As John Macdonald has pointed out this is para-diplomacy or soft-power, and : “It wasn’t an SNP government that pioneered Scotland’s post-devolution para-diplomacy. First Minister Jack McConnell signed a co-operation agreement between Scotland & Malawi in 2005. This was the first major step in contemporary Scotland’s para-diplomatic journey.”
This is the Italian political philopher Giorgio Agamben’s state of exception, whereby the state (Britain) uses the guise of a crisis to extend its reach and powers. Agamben writes:
“The state of exception is the expansion of the executive power to the point where presidential decrees have the force of law, often invoked during “states of siege” or a “state of war.”
“The state of emergency is used to return to normality as quickly as possible, while the state of exception is used to break the rules and impose a new order. The state of emergency ” requires the stability of a system”, “the state of exception, on the contrary, requires its disintegration, which opens the way to another system”.
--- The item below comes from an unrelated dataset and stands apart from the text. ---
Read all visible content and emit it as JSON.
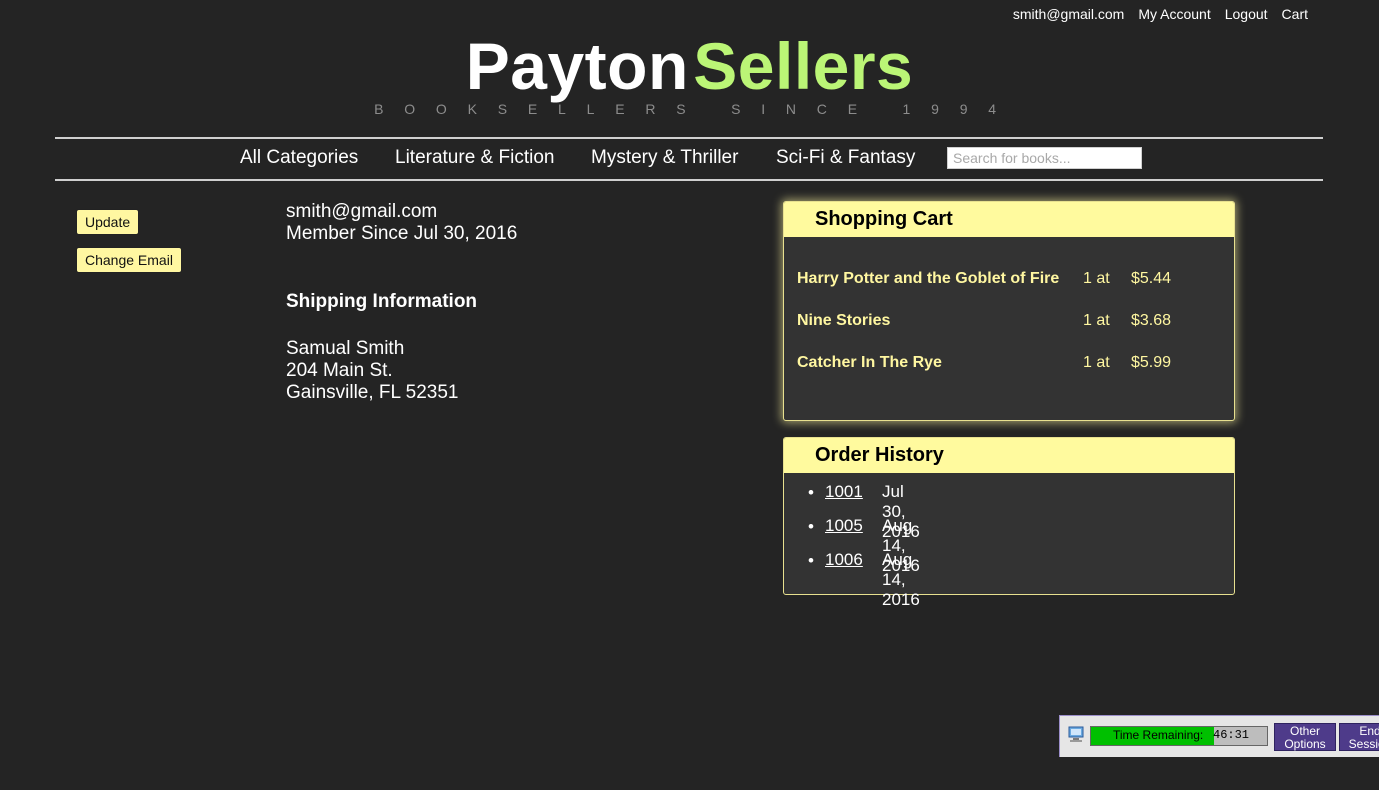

I used to be extremely skeptical of the idea put around that Britain would somehow ban or dissolve Holyrood. They won’t. But it looks like the are attempting to use the virus as an excuse to lockdown democracy.
This will fail and backfire like each of their attempts. This is a sign of their weakness and their desperation. It is exposed every day.
But there are signs of divisions within the Unionist camp. Last October Bloomberg uncovered a report created by Hanbury for Michael Gove which urged that continuing to dismiss Scottish calls for another independence vote outright could be “counterproductive,” and suggested a ‘Velvet No” strategy instead.
As Bloomsbury had it: “The memo was written by Hanbury, which was set up by Ameet Gill, former Prime Minister David Cameron’s one-time director of strategy, and Paul Stephenson, who was director of communications for pro-Brexit group Vote Leave. One of the firm’s partners is James Kanagasooriam, who worked with the Scottish Conservatives on elections in 2016 and 2017.
The report covers the state of play, voter and polling trends, a strategy for next year’s Scottish elections and what do to in the event of an SNP majority.
“If the SNP builds on this momentum then the endpoint could be a full-blown constitutional crisis or a second independence referendum,” the report said. “Either of these outcomes would consume significant political capital for the government.”
I don’t believe either of these tactics – a Velvet No – or the complete suppression of any form of democracy is viable, and that becomes clearer every day.